La course contre la montre
Du temps, j'aurais voulu en acheter, tellement j'avais du boulot. Les heures semblaient s'évaporer les unes après les autres. Chaque fois, le scénario était le même: mon corps sonnait l'alarme pour me rappeler que j'avais oublié de manger ou que je n'avais pas assez dormi.
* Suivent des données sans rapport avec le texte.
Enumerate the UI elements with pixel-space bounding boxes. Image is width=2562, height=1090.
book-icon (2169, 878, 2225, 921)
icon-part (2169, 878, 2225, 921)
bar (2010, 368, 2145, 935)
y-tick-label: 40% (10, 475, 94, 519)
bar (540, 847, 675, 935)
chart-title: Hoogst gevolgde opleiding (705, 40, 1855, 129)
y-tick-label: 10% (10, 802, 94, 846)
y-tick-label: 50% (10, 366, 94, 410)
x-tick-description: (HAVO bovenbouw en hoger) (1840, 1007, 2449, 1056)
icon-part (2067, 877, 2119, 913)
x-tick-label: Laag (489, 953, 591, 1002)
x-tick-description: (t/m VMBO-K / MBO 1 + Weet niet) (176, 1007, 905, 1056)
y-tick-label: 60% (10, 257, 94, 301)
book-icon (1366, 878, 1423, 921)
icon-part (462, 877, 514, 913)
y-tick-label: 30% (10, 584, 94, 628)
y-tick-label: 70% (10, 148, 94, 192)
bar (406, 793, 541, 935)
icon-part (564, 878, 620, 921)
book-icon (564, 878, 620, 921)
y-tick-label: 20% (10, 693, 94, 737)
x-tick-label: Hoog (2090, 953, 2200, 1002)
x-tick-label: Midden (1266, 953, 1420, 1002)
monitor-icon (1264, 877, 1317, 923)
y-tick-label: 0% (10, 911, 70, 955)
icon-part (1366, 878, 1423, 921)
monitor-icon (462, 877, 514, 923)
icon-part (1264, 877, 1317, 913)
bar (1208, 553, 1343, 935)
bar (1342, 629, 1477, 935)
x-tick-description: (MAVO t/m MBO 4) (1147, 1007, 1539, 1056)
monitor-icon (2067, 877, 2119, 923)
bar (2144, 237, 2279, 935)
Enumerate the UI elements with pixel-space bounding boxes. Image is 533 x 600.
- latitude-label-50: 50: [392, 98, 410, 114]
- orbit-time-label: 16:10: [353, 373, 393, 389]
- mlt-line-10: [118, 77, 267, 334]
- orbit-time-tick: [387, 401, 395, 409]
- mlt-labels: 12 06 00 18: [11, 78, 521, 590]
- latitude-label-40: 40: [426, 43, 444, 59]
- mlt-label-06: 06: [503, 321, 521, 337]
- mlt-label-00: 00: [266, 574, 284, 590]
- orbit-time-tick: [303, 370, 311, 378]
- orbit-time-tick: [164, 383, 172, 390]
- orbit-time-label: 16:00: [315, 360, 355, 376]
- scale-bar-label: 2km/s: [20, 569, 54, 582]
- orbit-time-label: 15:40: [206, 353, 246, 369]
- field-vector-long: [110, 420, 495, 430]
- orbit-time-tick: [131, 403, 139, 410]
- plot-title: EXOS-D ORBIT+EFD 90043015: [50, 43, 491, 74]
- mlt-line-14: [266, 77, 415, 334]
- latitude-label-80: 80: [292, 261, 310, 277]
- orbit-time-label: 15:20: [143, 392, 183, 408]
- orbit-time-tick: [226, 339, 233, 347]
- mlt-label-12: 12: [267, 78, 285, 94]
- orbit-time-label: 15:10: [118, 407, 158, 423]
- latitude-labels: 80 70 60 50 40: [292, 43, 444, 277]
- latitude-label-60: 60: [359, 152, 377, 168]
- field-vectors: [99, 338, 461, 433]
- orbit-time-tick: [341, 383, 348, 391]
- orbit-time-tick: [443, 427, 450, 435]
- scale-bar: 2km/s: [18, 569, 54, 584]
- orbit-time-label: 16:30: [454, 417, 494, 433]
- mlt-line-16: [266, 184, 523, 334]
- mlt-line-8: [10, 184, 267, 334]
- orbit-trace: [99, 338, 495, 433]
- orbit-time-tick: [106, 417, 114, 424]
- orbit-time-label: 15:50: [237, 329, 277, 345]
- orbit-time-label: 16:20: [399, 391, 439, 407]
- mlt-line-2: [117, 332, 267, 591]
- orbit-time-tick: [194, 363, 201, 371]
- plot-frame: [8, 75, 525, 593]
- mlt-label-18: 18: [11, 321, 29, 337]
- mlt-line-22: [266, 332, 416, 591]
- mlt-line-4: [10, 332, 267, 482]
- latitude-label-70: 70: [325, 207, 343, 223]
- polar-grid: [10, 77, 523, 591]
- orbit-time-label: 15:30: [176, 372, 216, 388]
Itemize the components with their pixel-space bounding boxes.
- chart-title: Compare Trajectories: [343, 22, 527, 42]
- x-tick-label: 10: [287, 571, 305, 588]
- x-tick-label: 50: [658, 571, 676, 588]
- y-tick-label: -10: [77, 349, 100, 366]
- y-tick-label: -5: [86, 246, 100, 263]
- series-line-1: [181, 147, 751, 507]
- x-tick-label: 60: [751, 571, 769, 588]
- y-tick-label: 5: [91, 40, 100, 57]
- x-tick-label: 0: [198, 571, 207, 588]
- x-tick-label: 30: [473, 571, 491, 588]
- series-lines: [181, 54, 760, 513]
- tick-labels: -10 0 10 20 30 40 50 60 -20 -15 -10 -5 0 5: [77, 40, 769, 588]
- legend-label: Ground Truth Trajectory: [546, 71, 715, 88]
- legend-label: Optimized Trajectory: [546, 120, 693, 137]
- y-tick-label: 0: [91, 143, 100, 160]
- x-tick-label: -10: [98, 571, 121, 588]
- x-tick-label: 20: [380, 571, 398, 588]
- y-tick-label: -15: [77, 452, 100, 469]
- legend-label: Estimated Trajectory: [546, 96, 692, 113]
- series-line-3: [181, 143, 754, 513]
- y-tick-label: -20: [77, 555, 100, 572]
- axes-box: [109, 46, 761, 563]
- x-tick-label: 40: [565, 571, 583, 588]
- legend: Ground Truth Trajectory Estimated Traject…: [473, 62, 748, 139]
Je manquais tellement de temps pour mener à bien les affaires de mon entreprise que j'ai fini par pratiquement ne plus faire la différence entre ma vie professionnelle et ma vie personnelle.
Il m'a fallu près de cinq ans avant de profiter pleinement de mes week-ends. Après dix ans, il était impensable pour moi de prendre plus que sept jours consécutifs de vacances. Étais-je malheureuse? Non, pas du tout. J'étais en affaires, je voulais que ça marche et je savais que ce ne serait pas de tout repos. Surtout, mon entreprise me passionnait. Pourquoi me serais-je posé des questions sur mon horaire de travail ?
Le 11 septembre 2001
Ma vie s'écoula ainsi jusqu'à ce fameux jour de septembre. J'étais assise dans mon bureau, branchée sur le site Internet de CNN, lorsque la première tour du World Trade Center s'effondra.
Je n'en crus pas mes yeux. Je ne sais pourquoi, mais quelque chose bougea aussi en moi à ce moment.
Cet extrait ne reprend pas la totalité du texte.